In testing library(redis) I mistyped the redis host name in redis_server/3, and when I ran the redis/2 command it simply blocked forever. Problably should throw an exception like ping does:
$ ping: nonexistent
ping: nonexistent: No address associated with hostname
As is, redis_server/3 does not check the server address. Calls to redis/3 and anything that depend on it are retried after 10ms, doubling on each failure up to one minute. It then keeps trying for a day. You can change these defaults using library(setting).
The question is when to retry and when not. Is a DNS failure sufficiently different from a failed server which may also be permanently failed or inaccessible due to routing or firewall issues.
We could of course let redis_server/3 do a DNS check. On the other hand, a rebooting cluster may not always have its DNS right from the start. A possible intermediate could be to print some or all connect failures as warnings.

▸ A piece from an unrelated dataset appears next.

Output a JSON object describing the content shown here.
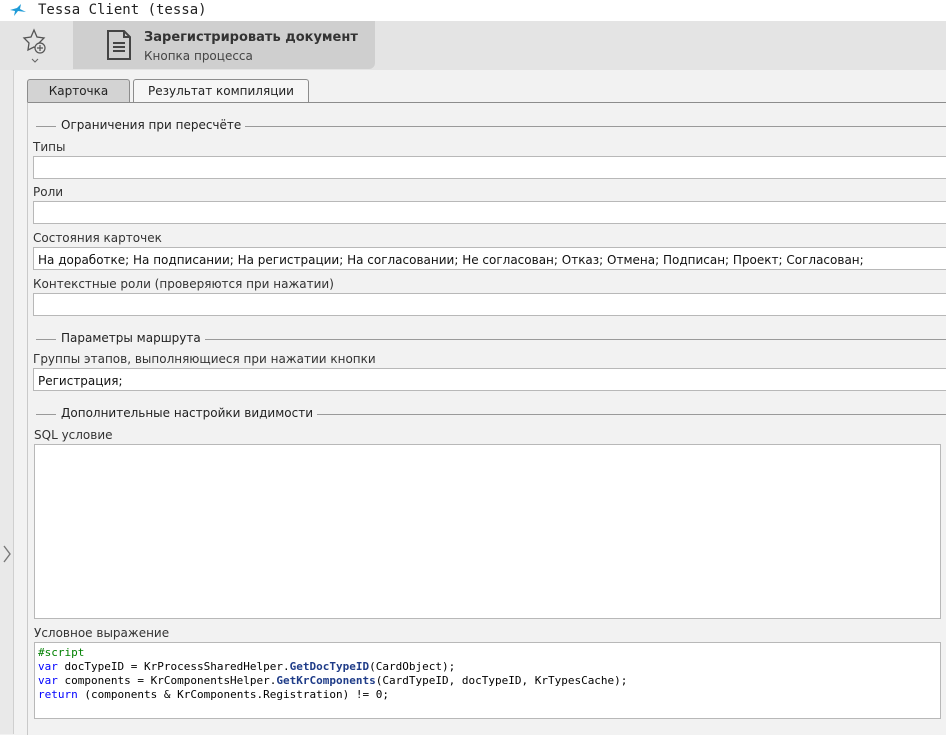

I think this is the proper solution, it keeps the behavior the same, but the user has a warning. (and if necessary the warnings can be silenced). Thanks for your great work.
By “print”, do you mean writing to stderr, or calling a logger, or something else? On Windows, would you open a warning window?
(I’m not a fan of printing warnings, but it’s fine to provide some kind of callback for handling error situations; or you might want to throw an exception)
print means print_message/2. That is designed for printing messages and can easily be linked to OS logging facilities (e.g., library(syslog) realizes sending such messages to Unix syslog).
I think we have something for errors, called exceptions There is not much you can repair here. There are just two options: try again or give up and raise an exception. The repair needed is typically outside the reach of the client: fix the server or the network.